Thanks gwgmer, will give it a try, I had confirmation from another post that one guy with the same problems changed the LCD and it worked ok, so there is still HOPE 
Will post back with the results!


----------



## patrulheiro (Dec 11, 2008)

No dice guys! Receive the new LCD but same problem. Might give Dell a call, wondering if I order a new cable would I get any results??


----------



## nikkioanderson (Dec 3, 2012)

Hey...know this is old but I am now having the same problem. I guess I was hoping you found the solution at some point. How did you fix it/how much did you pay to fix it? I have a new screen on the way but if it turns out to be a board issue should I just sell for scrap?


----------



## gwgmer (Sep 27, 2011)

> Hey...know this is old but I am now having the same problem. I guess I was hoping you found the solution at some point. How did you fix it/how much did you pay to fix it?
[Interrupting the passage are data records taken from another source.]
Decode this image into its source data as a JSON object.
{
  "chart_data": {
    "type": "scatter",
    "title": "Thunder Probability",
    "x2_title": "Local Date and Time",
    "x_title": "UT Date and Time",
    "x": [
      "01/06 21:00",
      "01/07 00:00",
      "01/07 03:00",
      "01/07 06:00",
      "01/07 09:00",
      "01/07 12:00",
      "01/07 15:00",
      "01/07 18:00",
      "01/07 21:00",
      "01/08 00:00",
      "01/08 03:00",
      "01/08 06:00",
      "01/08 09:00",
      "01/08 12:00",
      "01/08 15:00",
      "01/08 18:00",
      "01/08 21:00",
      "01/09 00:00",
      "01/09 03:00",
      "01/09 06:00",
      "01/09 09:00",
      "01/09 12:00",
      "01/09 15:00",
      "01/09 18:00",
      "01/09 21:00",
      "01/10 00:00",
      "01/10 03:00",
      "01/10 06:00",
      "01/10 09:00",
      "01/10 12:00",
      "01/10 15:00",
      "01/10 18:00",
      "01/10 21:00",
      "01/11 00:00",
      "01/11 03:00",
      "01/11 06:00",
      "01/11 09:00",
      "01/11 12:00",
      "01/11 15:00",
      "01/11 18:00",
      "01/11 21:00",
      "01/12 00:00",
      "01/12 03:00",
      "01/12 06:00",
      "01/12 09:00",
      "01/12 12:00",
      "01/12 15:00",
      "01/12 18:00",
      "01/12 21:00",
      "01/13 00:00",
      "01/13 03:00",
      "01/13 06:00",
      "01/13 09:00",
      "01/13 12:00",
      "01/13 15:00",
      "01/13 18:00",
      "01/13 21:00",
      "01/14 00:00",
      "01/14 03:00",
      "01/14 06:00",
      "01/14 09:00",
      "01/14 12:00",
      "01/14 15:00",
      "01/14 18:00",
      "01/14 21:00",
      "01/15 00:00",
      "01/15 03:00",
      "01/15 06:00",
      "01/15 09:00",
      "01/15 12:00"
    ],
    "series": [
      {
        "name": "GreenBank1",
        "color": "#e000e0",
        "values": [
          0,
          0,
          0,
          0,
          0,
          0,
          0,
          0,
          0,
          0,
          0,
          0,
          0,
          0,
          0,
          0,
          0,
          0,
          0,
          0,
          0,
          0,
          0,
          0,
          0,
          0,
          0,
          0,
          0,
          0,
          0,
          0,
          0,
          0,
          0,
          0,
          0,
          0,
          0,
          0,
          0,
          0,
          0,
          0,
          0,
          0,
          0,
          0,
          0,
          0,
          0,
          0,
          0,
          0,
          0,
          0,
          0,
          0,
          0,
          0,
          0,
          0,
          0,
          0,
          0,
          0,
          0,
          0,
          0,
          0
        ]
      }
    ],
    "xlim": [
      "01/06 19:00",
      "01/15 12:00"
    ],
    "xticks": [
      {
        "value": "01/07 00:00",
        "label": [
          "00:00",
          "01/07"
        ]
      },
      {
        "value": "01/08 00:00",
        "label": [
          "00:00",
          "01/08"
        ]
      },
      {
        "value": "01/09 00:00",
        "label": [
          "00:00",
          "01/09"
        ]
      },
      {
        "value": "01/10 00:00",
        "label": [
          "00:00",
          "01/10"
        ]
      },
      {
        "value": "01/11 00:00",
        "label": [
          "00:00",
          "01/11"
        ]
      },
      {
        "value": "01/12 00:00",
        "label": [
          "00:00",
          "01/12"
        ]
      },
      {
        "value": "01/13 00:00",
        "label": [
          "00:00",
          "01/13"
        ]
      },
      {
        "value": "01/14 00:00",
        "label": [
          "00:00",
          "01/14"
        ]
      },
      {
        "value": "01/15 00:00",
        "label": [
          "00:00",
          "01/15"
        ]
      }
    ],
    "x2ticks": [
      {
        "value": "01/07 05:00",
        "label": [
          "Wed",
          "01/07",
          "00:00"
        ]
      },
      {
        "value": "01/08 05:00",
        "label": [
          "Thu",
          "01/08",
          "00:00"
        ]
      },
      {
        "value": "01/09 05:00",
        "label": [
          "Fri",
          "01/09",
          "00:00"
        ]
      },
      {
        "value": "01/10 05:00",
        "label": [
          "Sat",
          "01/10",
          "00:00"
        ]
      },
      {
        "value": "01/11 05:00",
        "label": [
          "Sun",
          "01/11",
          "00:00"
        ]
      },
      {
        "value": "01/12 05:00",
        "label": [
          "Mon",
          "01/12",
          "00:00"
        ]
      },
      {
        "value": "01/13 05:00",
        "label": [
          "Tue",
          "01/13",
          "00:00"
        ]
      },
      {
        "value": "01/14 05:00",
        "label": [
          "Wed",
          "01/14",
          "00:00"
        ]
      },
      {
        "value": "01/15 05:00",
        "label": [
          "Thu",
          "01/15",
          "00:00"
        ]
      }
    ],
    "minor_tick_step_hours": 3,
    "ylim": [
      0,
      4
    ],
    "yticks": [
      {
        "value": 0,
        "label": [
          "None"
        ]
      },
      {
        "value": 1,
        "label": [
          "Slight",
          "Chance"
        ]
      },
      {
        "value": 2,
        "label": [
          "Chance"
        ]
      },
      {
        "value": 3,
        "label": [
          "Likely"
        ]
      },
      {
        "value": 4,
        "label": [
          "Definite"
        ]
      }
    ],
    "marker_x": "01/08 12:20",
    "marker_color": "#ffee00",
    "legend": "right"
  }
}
I have a new screen on the way but if it turns out to be a board issue should I just sell for scrap?


Like I said a bit earlier in the thread, swapping out the LCD didn't work for me, and I'm pretty sure the guy ended up getting a new machine.
This doesn't mean that getting the new LCD won't work for you. Hopefully it will. But if it doesn't, I don't think there's a whole lot you can do.


----------



## patrulheiro (Dec 11, 2008)

gwgmer said:


> Like I said a bit earlier in the thread, swapping out the LCD didn't work for me, and I'm pretty sure the guy ended up getting a new machine.
> This doesn't mean that getting the new LCD won't work for you. Hopefully it will. But if it doesn't, I don't think there's a whole lot you can do.


Agree!
Had the same problem, tried new LCD, new cable but end up being a problem with the motherboard. I'm currently using as a media server where I RDP to it if I have to do any work


----------



## PetranGR (Sep 9, 2014)

Hello to all ,

I have the same problem as all of you said.

My laptop shows in external monitor but NO in the internal.

You turn it on,and you see the "really black" coming on , like the electricity is going through the system.

I have changed panel ,but with no result.
I am waiting for the new cable, to be arrived at my home next week. To see if i get any luck.

The connection of the PKL_LED in the schematics is clear , soldered good.

Any thoughts ?


----------